Grundkrankheiten wie Hörsturz oder Erkrankungen des Mittelohrs müssten natürlich behandelt werden. Entscheidend aber sei es, anzunehmen, dass der Tinnitus eine Reaktion des Gehörs/Gehirns auf Überlastung, auf äußeren Druck und Anspannung, ist. Denn daran könne man etwas ändern.

Entspannung sei angesagt, sowohl körperlich, im Bereich von Kiefer und Nacken, als auch durch Bewegung. „Die Natur hat uns so geschaffen, acht bis zehn Stunden am Tag zu laufen“, so der Referent. Sein erstes Rezept gegen Tinnitus lautet daher: „Entspannung durch Bewegung“. So ließen sich Stresshormone abbauen.
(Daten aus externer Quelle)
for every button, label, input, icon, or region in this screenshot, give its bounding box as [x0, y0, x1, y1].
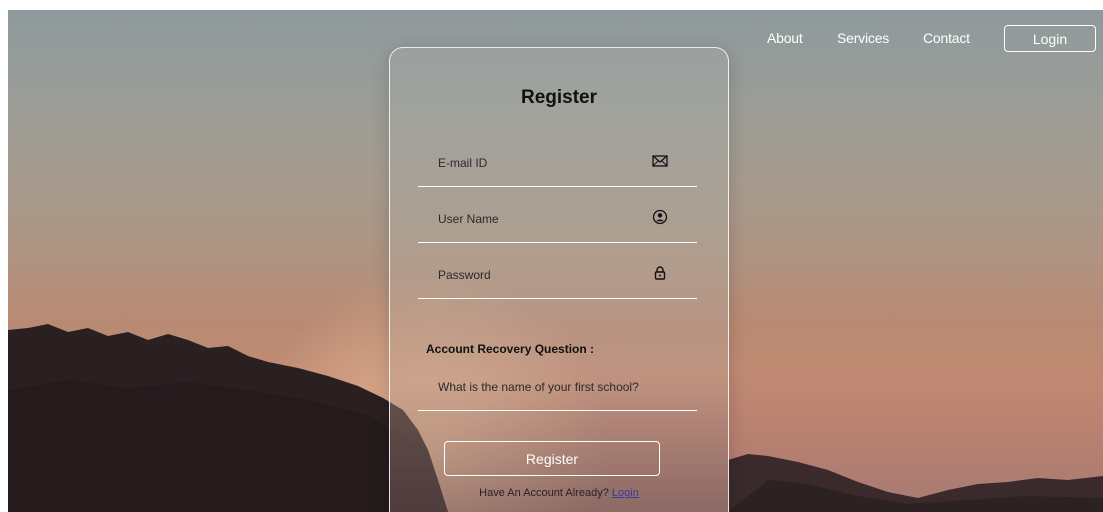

Auch Qigong, die chinesische Meditation, vermittele das Entscheidende: kraftvoll zu stehen oder zu gehen, aber dabei mit Oberkörper und Kopf locker zu werden.

Betroffene müssten Stressfaktoren vermindern, Überarbeitung etwa oder belastenden Schichtdienst. Und: „Manchmal hilft ein Gespräch mit dem Ehepartner“. Auf jeden Fall müsse man lernen, mit dem Tinnitus rational umzugehen, etwa indem man bereits einkalkuliert, dass er nach Stress am nächsten Tag wieder auftreten wird.

Zur Information

Die zweite Komponente der Therapie, so Dr. Uso Walter, besteht aus der Umsetzung des Grundsatzes „Ruhe durch Geräusche“. „Was wir als akustische Ruhe empfinden, ist nicht Totenstille, sondern leichte Ne­ben­ge­räusche, natürliche Geräusche, Musik“, erklärte er. Dafür wieder empfänglich zu werden, dazu sei ein mehrmonatiges Hörtraining erforderlich, um die Lärmempfindlichkeit zu senken. Ziel müsse sein, die individuell angenehme Lautstärke langsam zu steigern. Die Geräuschmischung mit dem Tinnitus bewirke dabei mit der Zeit, dass der Tinnitus nicht mehr verstärkt wird und damit nicht mehr lauter wahrgenommen wird. Bei Altersschwerhörigkeit sei ein Hör­gerät dabei sehr nützlich.

Die Selbsteinschätzung des Betroffenen nehme jedenfalls zu, der Therapeut mache sich auf Dauer überflüssig und un­ter günstigen Umständen, so Dr. Walter, verschwinde das störende Geräusch sogar ganz.